Beyond the top-and-bottom numbers, investors will focus on Cloudflare's large number of customers to see if it can sustain its rapid growth rate. The network security company said the number of customers spending at least $100,000 annually increased 71% Y-o-Y to 1,260 in the third quarter.
In our view, the shares of the once-rapid growth darling look set to rise again in the coming weeks and months, given strong demand for its products and services in the current environment.
Indeed, 12 out of 24 analysts surveyed by Investing.com are bullish on net stocks, forecasting a 66% rise in current prices to $170.71/share. Only one analyst surveyed has a 'sell' rating to his name.
Chart: Investing.com
3. Palantir Technologies
Performance to date: -22%
Percentage of ATH: -68.4%
Market capitalization: $28.4 billion
Palantir Technologies (NYSE:), which provides data analytics software and services to government agencies and large corporations, has had a tumultuous year as the former market favorite fell out of favor with investors. Shares of the analytics software provider have lost 22% so far this year amid an aggressive reset in valuations in the tech space.
PLTR ended yesterday's session at $14.20, about 68% below its all-time high of $45.00 in January 2021. At current levels, the data mining company founded by Peter Thiel in Denver, Colorado has a market cap of $28.4 billion.
Palantir has surpassed estimates for earnings and sales in every quarter since its IPO in September 2020. It plans to report fourth quarter results ahead of the opening bell on Tuesday, February 15. Consensus estimates call for earnings per share of $0.03, down 50% from earnings per share of $0.06 in the same period a year ago. Revenue is expected to grow approximately 30% year-over-year to $417.6 million, benefiting from strong demand for its data analytics software tools from government agencies around the world.

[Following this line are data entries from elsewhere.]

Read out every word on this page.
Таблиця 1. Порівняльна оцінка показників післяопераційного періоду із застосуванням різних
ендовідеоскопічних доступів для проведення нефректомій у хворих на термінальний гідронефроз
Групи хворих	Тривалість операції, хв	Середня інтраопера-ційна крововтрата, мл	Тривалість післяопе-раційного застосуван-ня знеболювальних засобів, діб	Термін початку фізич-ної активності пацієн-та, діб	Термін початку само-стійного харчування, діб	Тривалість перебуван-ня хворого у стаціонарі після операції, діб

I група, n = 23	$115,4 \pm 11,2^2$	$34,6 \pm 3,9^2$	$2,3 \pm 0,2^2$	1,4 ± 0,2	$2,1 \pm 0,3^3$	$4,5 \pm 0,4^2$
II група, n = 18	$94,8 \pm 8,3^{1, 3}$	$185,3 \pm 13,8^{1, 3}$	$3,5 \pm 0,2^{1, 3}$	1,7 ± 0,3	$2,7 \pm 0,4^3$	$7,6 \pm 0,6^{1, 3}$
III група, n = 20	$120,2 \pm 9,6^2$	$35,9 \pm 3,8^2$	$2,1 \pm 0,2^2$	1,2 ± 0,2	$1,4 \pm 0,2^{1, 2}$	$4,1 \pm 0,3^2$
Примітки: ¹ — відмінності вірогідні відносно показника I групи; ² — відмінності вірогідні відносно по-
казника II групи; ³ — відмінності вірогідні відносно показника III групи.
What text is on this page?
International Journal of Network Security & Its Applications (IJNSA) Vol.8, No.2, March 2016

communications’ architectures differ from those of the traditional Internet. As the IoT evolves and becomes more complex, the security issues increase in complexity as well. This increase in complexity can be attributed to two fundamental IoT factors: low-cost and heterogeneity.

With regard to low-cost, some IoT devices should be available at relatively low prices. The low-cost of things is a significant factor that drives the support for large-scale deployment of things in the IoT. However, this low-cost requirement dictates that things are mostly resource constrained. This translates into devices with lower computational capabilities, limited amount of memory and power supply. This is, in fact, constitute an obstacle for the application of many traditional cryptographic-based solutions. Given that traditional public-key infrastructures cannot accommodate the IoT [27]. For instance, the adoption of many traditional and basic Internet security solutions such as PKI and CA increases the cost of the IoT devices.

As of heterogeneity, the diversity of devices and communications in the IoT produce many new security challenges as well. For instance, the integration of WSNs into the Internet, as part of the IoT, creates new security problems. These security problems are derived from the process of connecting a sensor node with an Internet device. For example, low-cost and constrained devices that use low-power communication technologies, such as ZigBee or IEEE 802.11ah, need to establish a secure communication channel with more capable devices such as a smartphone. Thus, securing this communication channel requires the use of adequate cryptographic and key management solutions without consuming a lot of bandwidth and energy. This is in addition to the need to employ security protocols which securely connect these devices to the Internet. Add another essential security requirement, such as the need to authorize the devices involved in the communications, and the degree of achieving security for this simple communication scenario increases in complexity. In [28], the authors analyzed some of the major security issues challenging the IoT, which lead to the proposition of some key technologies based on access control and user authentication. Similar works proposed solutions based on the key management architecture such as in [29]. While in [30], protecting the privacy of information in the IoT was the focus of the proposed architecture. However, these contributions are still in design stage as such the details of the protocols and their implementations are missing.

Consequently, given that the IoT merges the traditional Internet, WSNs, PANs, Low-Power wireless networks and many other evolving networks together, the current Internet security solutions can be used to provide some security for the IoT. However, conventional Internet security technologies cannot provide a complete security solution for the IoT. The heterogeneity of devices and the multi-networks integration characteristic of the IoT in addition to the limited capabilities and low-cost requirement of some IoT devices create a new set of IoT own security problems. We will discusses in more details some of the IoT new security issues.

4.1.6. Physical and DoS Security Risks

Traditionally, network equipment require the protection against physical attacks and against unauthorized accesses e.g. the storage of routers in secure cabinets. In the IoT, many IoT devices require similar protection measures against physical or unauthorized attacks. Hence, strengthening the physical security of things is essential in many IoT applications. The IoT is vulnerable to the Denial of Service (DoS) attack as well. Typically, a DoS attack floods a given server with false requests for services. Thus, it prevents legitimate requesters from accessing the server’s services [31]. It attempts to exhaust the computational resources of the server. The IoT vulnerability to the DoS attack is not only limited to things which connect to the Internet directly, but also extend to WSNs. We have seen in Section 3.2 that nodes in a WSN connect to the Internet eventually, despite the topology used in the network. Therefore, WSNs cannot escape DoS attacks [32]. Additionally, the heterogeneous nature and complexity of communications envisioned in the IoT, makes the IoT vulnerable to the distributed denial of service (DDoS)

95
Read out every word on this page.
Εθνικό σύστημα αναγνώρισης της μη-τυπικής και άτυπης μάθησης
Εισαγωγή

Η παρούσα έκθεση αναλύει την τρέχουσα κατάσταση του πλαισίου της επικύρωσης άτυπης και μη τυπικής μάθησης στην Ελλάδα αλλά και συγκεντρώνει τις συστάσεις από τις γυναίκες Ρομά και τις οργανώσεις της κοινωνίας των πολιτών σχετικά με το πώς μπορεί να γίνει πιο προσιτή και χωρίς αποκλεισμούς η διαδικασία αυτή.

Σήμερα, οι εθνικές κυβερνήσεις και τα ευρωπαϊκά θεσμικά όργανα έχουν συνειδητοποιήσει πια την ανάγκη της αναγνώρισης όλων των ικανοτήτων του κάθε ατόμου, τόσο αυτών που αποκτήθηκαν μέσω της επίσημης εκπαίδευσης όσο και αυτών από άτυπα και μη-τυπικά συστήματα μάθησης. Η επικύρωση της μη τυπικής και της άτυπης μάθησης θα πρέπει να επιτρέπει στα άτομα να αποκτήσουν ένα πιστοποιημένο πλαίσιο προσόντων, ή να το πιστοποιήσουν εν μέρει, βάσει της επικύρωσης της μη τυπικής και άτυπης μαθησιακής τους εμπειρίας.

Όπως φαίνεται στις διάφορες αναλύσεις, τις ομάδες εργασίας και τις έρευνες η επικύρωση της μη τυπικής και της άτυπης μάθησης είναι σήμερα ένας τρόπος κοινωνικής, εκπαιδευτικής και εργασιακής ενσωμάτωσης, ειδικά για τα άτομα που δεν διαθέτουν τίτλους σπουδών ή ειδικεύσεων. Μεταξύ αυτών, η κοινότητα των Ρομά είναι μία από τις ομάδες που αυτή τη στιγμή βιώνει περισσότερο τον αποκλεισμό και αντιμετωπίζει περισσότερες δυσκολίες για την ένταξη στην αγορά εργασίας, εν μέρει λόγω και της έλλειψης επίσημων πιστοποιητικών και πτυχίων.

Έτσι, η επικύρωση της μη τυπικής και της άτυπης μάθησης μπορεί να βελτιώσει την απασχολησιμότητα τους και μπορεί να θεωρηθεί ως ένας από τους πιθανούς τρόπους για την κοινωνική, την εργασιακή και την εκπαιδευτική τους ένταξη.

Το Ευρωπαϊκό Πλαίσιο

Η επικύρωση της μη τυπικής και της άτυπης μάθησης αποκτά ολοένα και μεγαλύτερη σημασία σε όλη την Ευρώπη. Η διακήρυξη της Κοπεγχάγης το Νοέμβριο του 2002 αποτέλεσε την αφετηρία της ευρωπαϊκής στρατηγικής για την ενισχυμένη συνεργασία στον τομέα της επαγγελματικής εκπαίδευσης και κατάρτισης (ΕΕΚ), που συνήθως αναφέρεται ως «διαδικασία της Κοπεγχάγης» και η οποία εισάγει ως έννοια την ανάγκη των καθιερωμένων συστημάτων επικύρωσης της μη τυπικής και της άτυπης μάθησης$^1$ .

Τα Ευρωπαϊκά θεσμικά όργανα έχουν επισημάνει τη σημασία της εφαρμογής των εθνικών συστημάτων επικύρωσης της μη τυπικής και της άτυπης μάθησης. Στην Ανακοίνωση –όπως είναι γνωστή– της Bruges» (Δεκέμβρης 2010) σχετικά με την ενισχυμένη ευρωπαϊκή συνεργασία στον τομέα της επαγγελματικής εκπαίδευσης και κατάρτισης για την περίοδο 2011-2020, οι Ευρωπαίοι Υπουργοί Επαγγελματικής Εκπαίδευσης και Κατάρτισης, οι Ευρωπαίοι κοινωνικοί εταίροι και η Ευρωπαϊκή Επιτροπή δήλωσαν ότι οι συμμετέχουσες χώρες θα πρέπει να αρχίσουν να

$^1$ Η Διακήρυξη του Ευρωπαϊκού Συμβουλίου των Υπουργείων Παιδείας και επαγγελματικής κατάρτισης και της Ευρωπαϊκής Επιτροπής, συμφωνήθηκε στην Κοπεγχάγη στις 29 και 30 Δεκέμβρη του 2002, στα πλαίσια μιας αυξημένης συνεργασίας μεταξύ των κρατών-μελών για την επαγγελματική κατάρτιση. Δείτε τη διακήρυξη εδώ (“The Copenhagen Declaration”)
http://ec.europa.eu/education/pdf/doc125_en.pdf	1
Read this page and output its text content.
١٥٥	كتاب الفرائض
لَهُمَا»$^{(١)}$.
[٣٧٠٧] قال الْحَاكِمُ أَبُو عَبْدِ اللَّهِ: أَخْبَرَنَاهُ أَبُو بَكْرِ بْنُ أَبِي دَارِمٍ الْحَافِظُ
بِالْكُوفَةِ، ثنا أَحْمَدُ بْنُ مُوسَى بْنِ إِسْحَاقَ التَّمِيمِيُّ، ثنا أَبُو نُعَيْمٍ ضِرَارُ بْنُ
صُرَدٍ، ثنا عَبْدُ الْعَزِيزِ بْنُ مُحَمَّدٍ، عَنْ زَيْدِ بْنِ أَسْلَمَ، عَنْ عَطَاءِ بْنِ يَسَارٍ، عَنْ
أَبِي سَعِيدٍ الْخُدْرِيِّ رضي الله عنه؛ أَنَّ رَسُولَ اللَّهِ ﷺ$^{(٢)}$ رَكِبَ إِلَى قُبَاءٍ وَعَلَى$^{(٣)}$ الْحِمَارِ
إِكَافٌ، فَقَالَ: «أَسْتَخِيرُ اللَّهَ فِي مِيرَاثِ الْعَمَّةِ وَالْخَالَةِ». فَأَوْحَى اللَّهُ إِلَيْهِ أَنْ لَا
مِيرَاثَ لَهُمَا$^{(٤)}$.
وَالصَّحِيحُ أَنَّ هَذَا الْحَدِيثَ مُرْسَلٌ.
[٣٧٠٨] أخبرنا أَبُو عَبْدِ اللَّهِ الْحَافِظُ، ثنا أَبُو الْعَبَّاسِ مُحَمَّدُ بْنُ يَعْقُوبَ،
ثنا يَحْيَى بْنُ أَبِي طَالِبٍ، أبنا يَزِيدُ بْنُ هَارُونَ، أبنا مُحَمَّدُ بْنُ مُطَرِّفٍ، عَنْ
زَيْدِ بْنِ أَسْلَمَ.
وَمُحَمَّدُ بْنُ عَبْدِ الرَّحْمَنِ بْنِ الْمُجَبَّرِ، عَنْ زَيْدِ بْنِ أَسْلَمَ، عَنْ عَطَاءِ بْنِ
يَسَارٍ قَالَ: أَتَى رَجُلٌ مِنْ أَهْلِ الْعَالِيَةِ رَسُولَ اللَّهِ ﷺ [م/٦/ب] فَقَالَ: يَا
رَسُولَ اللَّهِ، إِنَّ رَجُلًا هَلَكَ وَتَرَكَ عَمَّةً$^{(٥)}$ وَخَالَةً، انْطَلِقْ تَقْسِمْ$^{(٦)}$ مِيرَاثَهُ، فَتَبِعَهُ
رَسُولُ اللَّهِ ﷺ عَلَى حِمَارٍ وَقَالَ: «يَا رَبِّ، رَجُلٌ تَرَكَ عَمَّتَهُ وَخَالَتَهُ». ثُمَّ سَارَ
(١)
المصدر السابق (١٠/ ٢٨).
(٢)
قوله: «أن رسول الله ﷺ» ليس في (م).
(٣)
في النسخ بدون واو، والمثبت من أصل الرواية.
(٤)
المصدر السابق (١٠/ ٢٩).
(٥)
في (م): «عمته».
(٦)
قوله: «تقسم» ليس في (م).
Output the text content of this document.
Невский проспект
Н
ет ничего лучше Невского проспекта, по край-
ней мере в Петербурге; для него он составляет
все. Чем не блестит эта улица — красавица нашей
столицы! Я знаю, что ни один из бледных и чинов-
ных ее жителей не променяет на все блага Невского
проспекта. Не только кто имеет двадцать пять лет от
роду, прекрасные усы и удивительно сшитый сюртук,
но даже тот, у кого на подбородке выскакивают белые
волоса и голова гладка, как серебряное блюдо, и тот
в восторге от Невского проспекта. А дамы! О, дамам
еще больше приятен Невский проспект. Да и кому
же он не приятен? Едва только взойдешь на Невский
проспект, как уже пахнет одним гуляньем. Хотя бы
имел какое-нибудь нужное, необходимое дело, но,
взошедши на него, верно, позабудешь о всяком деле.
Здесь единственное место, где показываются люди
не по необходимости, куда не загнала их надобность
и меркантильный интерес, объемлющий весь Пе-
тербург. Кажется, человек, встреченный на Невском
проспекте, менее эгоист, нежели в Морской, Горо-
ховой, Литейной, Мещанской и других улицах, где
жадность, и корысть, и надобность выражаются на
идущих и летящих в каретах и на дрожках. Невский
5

As such, investors will continue to focus on growth in Palantir's core businesses, which account for more than half of the enterprise software company's total revenue. The segment saw third-quarter revenue rise 34% from a year earlier to $218 million.
US commercial revenues and the total number of commercial customers, up 103% and 46% respectively in the , will also be interesting as the big data company looks to diversify its customer base. With 203 customers, Palantir wants to expand into several other sectors such as healthcare, energy and manufacturing.
We believe the significant decline in the shares of Palantir, whose market capitalization has shrunk by nearly two-thirds, has created a buying opportunity in the divested name given the solid outlook for accelerated revenue growth driven by booming demand for are data analysis software tools.
According to Investing.com, the average price target of PLTR stock analysts is around $24, representing a 66% increase from current levels over the next 12 months.